The claims were immediately undermined by the sound of heavy gunfire and explosions in the capital of Khartoum. According to local residents, fighter jets flew over.
Several previous ceasefires declared since fighting broke out on April 15 have not been observed, though periodic lulls over the weekend’s major Islamic holiday have allowed the dramatic evacuations of hundreds of diplomats, aid workers and other foreigners by air and land. made.
For many Sudanese, the departure of foreigners and the closure of embassies is a frightening sign that international powers expect an exacerbation of the fighting that has already plunged the population into disaster.

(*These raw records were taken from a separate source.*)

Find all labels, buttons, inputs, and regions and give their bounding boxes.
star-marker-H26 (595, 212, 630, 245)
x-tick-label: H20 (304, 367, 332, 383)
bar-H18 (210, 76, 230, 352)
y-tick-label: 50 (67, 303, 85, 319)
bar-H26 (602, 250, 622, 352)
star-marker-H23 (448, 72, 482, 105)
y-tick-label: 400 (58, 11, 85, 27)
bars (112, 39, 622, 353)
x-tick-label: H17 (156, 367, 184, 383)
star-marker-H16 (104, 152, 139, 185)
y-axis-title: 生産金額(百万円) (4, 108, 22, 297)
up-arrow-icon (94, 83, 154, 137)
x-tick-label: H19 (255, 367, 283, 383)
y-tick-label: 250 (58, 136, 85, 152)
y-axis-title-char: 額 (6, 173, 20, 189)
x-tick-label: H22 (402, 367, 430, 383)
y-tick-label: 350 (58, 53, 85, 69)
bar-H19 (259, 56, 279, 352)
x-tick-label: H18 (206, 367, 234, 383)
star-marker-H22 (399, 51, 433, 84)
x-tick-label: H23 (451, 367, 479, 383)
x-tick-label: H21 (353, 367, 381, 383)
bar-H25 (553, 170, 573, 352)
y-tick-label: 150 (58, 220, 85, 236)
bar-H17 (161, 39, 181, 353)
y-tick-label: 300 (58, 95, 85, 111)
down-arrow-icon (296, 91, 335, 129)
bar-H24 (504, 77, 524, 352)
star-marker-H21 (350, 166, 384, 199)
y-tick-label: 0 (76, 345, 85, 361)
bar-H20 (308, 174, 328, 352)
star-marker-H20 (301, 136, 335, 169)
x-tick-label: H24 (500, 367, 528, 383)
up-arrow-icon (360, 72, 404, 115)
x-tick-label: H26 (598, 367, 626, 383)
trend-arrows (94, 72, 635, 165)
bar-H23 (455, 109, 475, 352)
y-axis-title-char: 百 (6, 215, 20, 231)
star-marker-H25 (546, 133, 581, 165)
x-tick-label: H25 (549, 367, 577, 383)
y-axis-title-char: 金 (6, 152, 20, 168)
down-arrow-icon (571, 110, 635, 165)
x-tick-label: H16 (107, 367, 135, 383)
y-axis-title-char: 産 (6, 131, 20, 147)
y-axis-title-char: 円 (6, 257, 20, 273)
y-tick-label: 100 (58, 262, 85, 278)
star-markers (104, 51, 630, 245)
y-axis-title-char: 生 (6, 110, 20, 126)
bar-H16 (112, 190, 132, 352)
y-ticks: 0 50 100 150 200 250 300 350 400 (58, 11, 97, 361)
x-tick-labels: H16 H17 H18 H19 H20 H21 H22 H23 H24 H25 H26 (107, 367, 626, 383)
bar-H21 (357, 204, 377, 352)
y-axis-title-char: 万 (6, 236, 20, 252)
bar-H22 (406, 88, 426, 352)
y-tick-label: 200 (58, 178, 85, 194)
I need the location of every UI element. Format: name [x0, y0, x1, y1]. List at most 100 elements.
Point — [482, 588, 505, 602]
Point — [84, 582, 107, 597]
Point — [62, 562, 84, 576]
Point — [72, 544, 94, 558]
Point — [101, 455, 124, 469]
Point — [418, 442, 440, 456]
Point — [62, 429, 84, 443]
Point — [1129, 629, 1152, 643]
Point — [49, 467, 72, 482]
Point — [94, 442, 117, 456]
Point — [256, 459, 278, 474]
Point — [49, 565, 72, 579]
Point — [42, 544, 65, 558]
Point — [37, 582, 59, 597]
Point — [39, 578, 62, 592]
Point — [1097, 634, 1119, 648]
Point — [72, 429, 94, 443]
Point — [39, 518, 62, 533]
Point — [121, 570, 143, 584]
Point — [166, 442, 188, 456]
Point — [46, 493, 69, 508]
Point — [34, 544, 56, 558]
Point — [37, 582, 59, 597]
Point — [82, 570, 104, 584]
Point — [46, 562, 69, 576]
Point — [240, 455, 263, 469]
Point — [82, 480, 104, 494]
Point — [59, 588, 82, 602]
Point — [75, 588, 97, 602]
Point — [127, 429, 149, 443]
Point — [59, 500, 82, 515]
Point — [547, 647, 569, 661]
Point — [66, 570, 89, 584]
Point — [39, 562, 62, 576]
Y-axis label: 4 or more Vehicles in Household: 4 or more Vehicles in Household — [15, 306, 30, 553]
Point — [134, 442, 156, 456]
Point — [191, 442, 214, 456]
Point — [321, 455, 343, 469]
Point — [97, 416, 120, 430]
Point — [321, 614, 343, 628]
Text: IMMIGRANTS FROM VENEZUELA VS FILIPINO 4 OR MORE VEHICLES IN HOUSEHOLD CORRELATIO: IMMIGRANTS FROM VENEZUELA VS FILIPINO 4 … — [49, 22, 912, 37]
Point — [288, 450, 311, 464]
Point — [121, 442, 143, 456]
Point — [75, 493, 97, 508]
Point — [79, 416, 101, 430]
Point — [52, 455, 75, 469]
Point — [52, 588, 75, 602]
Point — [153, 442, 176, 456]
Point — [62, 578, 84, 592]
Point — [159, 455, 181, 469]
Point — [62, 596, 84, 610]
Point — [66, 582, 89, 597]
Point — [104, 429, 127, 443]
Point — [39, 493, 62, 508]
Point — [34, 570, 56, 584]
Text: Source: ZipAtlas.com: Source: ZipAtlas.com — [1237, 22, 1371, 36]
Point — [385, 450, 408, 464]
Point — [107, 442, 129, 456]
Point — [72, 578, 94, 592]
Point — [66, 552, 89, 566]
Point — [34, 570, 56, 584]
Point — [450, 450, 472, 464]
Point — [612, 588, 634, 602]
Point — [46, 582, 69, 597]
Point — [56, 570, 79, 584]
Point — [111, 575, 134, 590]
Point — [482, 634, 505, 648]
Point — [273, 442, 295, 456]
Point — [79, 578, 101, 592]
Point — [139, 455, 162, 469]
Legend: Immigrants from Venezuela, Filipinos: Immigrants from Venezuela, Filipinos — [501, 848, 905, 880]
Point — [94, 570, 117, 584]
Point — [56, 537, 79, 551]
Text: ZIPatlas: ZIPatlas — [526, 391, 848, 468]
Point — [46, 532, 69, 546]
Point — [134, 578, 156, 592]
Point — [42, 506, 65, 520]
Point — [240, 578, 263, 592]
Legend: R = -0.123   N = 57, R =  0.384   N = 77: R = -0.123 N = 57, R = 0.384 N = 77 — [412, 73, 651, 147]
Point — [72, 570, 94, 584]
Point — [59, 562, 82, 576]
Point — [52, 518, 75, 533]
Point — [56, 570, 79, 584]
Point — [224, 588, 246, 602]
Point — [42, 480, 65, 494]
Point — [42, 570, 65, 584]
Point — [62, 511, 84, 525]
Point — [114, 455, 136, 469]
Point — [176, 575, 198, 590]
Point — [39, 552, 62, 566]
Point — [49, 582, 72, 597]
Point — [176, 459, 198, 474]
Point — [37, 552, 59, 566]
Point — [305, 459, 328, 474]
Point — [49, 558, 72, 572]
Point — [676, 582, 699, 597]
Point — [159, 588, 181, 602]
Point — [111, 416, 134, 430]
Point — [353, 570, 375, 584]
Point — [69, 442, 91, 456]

The main players in the power struggle are General Abdel Fattah al-Burhan (left), head of the army and leader of Sudan’s ruling council since 2019, and his deputy on the council, RSF leader General Mohamed Hamdan Dagalo (right), general known as Hemedti
Many Sudanese have desperately looked for ways to escape the chaos, fearing that the rival camps will escalate their all-out struggle for power once the evacuations are complete.
The fighting has pitted forces loyal to army chief Abdel Fattah al-Burhan against those of his former deputy Mohamed Hamdan Daglo, who commands the RSF.
The RSF evolved from the Janjaweed militia that then-President Omar al-Bashir unleashed in the Darfur region 20 years ago, leading to accusations of war crimes against Bashir and others.
More than 420 people, including at least 273 civilians, have been killed since fighting began on April 15, and another 3,700 injured.